Les textes organisant la vie conventionnelle prévoient un lancement du processus de négociation dès janvier 2021, soit trois mois avant les élections qui doivent conduire à revoir la représentativité des différents syndicats signataires. Il convient donc, selon le Gouvernement, de proroger la convention actuelle, afin que la négociation de la prochaine convention médicale puisse se dérouler à l’issue de ce processus électoral.

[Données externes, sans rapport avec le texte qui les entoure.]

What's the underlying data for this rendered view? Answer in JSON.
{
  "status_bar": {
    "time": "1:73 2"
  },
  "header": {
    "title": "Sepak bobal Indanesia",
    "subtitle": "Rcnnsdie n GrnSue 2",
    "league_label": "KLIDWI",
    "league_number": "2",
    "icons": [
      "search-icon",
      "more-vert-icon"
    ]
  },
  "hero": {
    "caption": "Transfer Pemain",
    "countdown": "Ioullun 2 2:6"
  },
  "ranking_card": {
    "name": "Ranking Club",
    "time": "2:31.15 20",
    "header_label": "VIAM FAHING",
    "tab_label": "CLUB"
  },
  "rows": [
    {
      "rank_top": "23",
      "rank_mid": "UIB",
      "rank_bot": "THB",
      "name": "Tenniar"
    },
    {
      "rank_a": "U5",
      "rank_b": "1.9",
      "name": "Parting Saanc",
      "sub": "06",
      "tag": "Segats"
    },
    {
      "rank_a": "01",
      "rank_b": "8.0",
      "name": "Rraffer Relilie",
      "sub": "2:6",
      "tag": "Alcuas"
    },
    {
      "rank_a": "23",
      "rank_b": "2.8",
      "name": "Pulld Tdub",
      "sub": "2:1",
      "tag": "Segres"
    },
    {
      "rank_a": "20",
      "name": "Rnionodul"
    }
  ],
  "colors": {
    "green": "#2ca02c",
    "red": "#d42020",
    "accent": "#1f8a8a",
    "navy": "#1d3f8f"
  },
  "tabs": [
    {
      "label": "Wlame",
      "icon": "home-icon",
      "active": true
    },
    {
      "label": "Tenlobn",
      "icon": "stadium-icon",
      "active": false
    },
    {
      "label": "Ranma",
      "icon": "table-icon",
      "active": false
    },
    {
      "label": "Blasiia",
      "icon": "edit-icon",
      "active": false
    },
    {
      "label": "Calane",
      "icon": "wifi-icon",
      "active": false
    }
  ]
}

Madame, monsieur les ministres, les élections des unions régionales des professionnels de santé (URPS) doivent avoir lieu au printemps 2021. Pourquoi, alors, prolonger la convention de deux ans supplémentaires ? Existerait-il une raison officieuse ? Considéreriez-vous, par exemple, qu’il serait plus opportun de conduire les négociations conventionnelles après les élections présidentielles et législatives de 2022 ?

Au regard de la crise sanitaire que nous traversons et de l’engagement des médecins libéraux, je regrette que ce PLFSS n’ait pas apporté d’améliorations substantielles à la situation de la médecine libérale.

Actuellement, les ARS font des déprogrammations dans le privé et engagent les cliniques à rediriger leurs salariés vers les hôpitaux publics. Les médecins se retrouvent sans activité et sans revenus, ce qui est un comble compte tenu de la gravité de la situation et compte tenu, aussi, de vos engagements !

L’investissement dans le système de soins que traduit ce projet de loi de financement de la sécurité sociale reste essentiellement ciblé sur l’hôpital.

Concernant les soins de ville, ce PLFSS contient très peu de mesures structurantes, alors que la crise actuelle montre l’importance cruciale de la prévention et de la coordination des parcours en amont de l’hôpital.

Madame, monsieur les ministres, le secteur de la santé repose sur deux piliers : le public et le libéral.

Alors que nous traversons la pire crise sanitaire de notre histoire moderne, ce projet de loi de financement de la sécurité sociale doit permettre d’actionner tous les leviers nécessaires pour protéger l’ensemble de nos concitoyens. Les Français doivent plus que jamais avoir confiance dans le bouclier que représente notre système de protection sociale.

Pourquoi négliger les acteurs de santé de proximité qui, partout sur le territoire, se sont battus aux côtés de l’hôpital public avec une grande disponibilité ? La deuxième vague a commencé ; toutes les compétences, toutes les énergies, doivent être mobilisées. C’est votre responsabilité que d’y veiller.